Der 2. Weltkrieg verlangt Opfer von Borgward. Kettenfahrzeuge und Schützenpanzer sind nun primäre Produkte. Borgward gerät in amerikanische Gefangenschaft und steht nach seiner Entlassung vor einer zu 70% zerstörten Fabrik. Doch das hält den umtriebigen Borgward nicht davon ab, sich weiter der Automobil-Produktion zu widmen. Um ein Plus an Materialzuteilungen zu erhalten, teilt Borgward 1949 seine Firmen auf in die Einzelfirmen Borgward GmbH, Goliath GmbH und Lloyd Maschinenfabrik GmbH. In den nächsten 12 Jahren folgt nun ein Feuerwerk an unterschiedlichsten Modellen des Borgward – Imperiums. Da purzelt der winzige Lloyd LP 300 mit 10 Zweitakt-PS ebenso vom Band wie der luxuriöse Borgward- Hansa 2400, der Hansa 1800, LKW, Busse, der P100 und der Traum aller Mittelständler : Die Borgward Isabella.

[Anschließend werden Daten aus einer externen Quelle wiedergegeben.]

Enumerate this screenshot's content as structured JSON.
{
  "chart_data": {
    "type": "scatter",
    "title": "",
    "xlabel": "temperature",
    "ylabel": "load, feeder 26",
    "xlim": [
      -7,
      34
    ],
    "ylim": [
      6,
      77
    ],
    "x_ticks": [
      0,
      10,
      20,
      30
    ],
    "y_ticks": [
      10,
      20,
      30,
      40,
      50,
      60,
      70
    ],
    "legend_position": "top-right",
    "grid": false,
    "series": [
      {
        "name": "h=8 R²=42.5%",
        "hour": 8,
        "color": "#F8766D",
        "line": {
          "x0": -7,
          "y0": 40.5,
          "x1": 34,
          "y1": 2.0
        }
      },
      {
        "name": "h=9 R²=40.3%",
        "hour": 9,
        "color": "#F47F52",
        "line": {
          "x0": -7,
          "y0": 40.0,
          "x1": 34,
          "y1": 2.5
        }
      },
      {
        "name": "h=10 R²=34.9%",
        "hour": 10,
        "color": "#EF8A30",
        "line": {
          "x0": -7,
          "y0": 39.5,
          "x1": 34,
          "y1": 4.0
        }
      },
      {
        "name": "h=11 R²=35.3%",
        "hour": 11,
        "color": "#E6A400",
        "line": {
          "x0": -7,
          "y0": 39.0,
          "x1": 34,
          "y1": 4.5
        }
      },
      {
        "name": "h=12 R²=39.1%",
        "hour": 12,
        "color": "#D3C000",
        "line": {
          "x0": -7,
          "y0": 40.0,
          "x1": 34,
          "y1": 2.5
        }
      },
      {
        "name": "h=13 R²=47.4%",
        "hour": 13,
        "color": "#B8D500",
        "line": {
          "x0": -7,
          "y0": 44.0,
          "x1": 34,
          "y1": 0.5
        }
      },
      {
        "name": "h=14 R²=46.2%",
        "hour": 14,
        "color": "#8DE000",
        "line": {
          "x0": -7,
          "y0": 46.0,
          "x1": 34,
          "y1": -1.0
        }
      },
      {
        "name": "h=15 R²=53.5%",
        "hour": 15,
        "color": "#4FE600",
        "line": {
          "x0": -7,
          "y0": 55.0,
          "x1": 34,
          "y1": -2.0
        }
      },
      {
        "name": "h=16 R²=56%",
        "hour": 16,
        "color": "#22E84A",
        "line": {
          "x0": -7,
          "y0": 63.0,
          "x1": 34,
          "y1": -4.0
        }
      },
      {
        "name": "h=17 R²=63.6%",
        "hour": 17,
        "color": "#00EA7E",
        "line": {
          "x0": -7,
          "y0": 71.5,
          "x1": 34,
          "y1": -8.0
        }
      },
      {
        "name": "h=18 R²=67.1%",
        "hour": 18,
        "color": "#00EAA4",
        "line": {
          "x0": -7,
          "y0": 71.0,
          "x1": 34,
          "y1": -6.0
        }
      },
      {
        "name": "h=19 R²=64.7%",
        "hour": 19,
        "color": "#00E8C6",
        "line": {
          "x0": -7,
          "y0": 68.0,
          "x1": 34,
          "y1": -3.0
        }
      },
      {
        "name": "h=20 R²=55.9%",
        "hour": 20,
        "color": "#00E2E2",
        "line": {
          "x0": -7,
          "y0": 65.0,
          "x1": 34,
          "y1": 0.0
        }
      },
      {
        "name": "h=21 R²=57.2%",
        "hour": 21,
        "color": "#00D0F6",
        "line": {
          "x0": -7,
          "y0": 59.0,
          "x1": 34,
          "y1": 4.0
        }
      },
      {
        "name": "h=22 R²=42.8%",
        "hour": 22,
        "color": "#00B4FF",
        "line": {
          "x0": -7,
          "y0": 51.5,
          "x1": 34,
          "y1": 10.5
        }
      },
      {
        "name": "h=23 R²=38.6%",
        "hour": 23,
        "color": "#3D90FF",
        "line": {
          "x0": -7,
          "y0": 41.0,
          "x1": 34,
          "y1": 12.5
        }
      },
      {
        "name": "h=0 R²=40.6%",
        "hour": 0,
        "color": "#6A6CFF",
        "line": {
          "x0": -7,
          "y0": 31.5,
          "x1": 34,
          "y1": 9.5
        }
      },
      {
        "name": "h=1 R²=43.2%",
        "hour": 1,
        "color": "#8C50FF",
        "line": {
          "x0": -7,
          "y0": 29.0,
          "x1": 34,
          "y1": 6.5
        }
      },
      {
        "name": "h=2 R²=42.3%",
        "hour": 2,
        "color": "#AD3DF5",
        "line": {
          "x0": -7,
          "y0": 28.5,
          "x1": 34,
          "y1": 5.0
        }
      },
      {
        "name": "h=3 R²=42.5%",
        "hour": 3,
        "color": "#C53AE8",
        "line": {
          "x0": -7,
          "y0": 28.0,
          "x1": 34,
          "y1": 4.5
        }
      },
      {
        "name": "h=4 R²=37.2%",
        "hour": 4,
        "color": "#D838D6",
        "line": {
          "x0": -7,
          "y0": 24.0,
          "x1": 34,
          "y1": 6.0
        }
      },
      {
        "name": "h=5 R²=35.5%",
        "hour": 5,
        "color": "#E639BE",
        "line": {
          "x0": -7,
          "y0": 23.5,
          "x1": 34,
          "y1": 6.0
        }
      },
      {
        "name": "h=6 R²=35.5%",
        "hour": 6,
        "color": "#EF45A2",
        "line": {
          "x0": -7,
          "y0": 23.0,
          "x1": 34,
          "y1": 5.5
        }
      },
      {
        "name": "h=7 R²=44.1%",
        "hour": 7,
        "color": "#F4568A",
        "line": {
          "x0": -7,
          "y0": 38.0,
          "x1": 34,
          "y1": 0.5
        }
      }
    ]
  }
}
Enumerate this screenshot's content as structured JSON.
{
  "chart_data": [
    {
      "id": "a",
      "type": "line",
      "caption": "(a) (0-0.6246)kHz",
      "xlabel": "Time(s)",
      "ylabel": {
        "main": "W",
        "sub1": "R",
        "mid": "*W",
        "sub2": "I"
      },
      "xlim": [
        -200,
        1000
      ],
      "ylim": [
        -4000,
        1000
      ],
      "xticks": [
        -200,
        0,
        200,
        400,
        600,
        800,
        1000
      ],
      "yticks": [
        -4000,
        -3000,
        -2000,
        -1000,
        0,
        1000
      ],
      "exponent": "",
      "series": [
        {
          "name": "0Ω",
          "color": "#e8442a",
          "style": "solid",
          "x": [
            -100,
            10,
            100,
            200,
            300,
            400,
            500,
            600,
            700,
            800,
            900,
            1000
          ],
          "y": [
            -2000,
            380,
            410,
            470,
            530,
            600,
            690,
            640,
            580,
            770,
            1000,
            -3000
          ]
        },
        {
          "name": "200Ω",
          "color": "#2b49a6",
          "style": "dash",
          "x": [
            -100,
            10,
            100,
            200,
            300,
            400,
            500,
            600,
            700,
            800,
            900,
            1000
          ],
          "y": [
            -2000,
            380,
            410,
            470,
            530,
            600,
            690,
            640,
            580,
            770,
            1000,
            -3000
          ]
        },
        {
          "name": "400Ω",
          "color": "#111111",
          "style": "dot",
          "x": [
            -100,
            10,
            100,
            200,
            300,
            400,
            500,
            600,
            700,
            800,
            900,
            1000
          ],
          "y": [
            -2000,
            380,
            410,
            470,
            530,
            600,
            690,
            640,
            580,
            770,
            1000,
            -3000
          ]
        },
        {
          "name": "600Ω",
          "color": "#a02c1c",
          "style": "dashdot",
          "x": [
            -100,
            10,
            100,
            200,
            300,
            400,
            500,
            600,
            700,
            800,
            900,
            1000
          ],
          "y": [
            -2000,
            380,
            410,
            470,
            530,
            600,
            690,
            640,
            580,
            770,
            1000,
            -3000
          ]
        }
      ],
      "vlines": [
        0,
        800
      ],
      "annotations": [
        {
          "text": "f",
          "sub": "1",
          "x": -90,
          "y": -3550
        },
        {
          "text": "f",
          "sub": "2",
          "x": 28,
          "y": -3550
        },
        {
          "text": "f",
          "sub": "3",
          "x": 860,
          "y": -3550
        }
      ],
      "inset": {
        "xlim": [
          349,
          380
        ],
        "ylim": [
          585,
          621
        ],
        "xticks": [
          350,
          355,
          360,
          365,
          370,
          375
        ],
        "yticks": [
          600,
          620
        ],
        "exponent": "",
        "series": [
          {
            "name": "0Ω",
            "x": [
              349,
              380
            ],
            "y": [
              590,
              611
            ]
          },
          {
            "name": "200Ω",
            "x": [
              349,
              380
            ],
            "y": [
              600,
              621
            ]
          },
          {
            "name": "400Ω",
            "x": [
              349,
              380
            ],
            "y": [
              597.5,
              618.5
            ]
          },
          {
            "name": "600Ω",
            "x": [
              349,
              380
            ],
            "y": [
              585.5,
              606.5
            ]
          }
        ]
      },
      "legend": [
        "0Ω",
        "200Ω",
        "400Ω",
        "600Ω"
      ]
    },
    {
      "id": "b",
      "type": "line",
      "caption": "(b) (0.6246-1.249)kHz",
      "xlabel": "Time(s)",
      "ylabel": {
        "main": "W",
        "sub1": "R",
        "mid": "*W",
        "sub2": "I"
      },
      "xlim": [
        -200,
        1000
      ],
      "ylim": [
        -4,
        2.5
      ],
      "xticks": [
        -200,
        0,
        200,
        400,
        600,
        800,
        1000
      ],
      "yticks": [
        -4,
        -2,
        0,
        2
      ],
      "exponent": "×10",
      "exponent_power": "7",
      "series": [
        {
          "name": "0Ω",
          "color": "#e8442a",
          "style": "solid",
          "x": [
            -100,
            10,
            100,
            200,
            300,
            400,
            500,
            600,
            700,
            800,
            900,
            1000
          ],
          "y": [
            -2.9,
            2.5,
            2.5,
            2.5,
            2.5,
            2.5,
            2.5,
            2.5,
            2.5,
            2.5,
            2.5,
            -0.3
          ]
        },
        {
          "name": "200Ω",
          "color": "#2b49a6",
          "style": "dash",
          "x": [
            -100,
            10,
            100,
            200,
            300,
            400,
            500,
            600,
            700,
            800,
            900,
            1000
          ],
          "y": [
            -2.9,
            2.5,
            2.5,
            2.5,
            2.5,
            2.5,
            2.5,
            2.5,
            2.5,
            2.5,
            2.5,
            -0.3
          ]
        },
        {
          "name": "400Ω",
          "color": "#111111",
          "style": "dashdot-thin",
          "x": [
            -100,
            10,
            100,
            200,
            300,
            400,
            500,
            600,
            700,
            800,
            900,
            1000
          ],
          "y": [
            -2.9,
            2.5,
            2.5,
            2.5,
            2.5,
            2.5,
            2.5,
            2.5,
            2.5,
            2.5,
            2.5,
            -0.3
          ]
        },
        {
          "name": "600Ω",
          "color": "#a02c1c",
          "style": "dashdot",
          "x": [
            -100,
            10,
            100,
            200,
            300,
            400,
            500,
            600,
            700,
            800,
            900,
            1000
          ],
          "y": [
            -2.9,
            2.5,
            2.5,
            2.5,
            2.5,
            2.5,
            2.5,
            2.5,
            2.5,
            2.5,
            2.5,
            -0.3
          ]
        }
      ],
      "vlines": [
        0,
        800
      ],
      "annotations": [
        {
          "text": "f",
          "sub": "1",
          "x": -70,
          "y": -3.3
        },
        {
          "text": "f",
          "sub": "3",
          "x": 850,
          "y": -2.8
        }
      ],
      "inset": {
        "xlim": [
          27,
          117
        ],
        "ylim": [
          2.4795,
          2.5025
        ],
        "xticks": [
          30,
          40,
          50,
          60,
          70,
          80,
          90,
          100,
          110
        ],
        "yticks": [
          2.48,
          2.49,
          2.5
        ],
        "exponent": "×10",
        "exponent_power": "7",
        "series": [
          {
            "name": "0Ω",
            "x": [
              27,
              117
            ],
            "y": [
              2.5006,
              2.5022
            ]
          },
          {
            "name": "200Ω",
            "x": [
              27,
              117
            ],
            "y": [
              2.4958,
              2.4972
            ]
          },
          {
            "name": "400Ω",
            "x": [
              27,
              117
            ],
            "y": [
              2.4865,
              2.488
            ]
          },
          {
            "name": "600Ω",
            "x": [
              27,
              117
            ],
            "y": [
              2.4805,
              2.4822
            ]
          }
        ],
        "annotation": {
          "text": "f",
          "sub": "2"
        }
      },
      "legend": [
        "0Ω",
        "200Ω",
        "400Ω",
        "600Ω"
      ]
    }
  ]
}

Sogar an den Bau von Hubschraubern möchte sich Borgward heranwagen, dieses Projekt scheitert jedoch kurz vor der Serienreife des ersten Modells.


Borgward-Werbetafel aus den Fünfzigern - als Reklame noch gezeichnet wurde.


Böse Zungen behaupten bereits zu jener Zeit, dass Borgward den Überblick über seinen Konzern etwas verloren hätte. Borgward bringt bereits 1952 ein Automatikgetriebe auf den Markt. Die Lloyd/Borgward Arabella versieht er mit einem wassergekühlten Boxermotor und Frontantrieb, sehr modern in jenen Tagen. Ausgerechnet dieses hübsche Automädchen erweist sich aber als erster Sargnagel für die Borgward – Konzerne. Sie erscheint zu früh auf dem Markt und präsentiert sich mit einigen Kinderkrankheiten wie z.B. undichten Frontscheiben („Aquabella“). Die Nachbesserungen kosten Borgward viel Geld, ohnehin ist die Produktion der Arabella ein Zuschussgeschäft. 1961 dann ist ein Tiefpunkt erreicht : Borgward benötigt hohe Kredite – und einen Bürgen dafür. Der Bremer Senat jedoch verweigert die Bürgschaft, Borgward muss mit seinem Imperium Konkurs anmelden. Ein Konkursverwalter, der zuvor ausgerechnet im Aufsichtsrat des Konkurrenten BMW saß, wird bestellt. Dieser Konkursverwalter ist sechs Monate im Unternehmen tätig und schafft es, das Unternehmen endgültig abzuwirtschaften. Borgward, Lloyd und Goliath sind endgültig Geschichte.